American Pianist Emanuel Ax Responds to Trump Policies
Ax has shared that he is “anxious about the direction that our present government is bent on”
In response to a recent New York Times article discussing major cuts to the State Department by the U.S. Secretary of State Marco Rubio, the GRAMMY Award-winning American pianist Emanuel Ax has shared his views on the trajectory of Trump’s new policies.
“I am an immigrant whose parents were lucky enough to come from Eastern Europe to the United States six decades ago,” Ax wrote in an opinion piece to the editor. “To them and to so many of their compatriots, the U.S. was the promised land.

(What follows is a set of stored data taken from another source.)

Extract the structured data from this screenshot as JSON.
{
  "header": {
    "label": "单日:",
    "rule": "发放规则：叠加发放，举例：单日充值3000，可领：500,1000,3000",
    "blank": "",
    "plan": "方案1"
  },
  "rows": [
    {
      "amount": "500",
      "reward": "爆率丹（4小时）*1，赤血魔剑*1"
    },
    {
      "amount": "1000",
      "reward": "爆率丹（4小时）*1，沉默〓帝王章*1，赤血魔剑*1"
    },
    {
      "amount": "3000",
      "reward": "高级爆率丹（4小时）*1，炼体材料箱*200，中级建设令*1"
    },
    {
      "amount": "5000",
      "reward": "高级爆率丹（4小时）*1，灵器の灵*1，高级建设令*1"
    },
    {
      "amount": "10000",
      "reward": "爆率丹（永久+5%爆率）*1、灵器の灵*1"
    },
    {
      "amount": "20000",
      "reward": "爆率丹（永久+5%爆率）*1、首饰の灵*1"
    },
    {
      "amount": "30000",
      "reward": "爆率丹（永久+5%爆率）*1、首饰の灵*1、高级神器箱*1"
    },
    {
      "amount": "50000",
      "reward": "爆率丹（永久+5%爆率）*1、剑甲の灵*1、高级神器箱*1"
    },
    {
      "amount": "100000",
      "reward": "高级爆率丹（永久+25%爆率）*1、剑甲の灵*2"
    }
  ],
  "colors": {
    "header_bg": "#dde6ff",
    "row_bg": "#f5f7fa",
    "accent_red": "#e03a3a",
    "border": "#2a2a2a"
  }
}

“I am an old citizen now — I have had the privilege of being an American for many years — but I am deeply depressed and anxious about the direction that our present government is bent on.”
“For so long, we have been a beacon of reason, generosity and hope,” Ax continued. “The hallmarks of our democracy are being undermined every day by this administration. I can only hope that enough lawmakers will come to their senses and return us to the country that we used to be.”
Born to Polish parents in what is today Lviv, Ukraine, Emanuel Ax moved to Canada with his family when he was a young boy. Ax made his New York debut in the Young Concert Artists Series, and in 1974 won the first Arthur Rubinstein International Piano Competition in Tel Aviv. In the following years, he received the Michaels Award of Young Concert Artists and the Avery Fisher Prize.
His projects this season include a recording project and performances with Leonidas Kavakos and Yo-Yo Ma, as well as engagements with the New York Philharmonic, the Cleveland and Philadelphia orchestras, the National, San Diego, Nashville, and Pittsburgh symphonies, and the Rochester Philharmonic. Ax has been a Sony Classical exclusive recording artist since 1987.
Additionally, Ax is a Fellow of the American Academy of Arts and Sciences and holds honorary doctorates of music from Skidmore College, New England Conservatory of Music, Yale University, and Columbia University.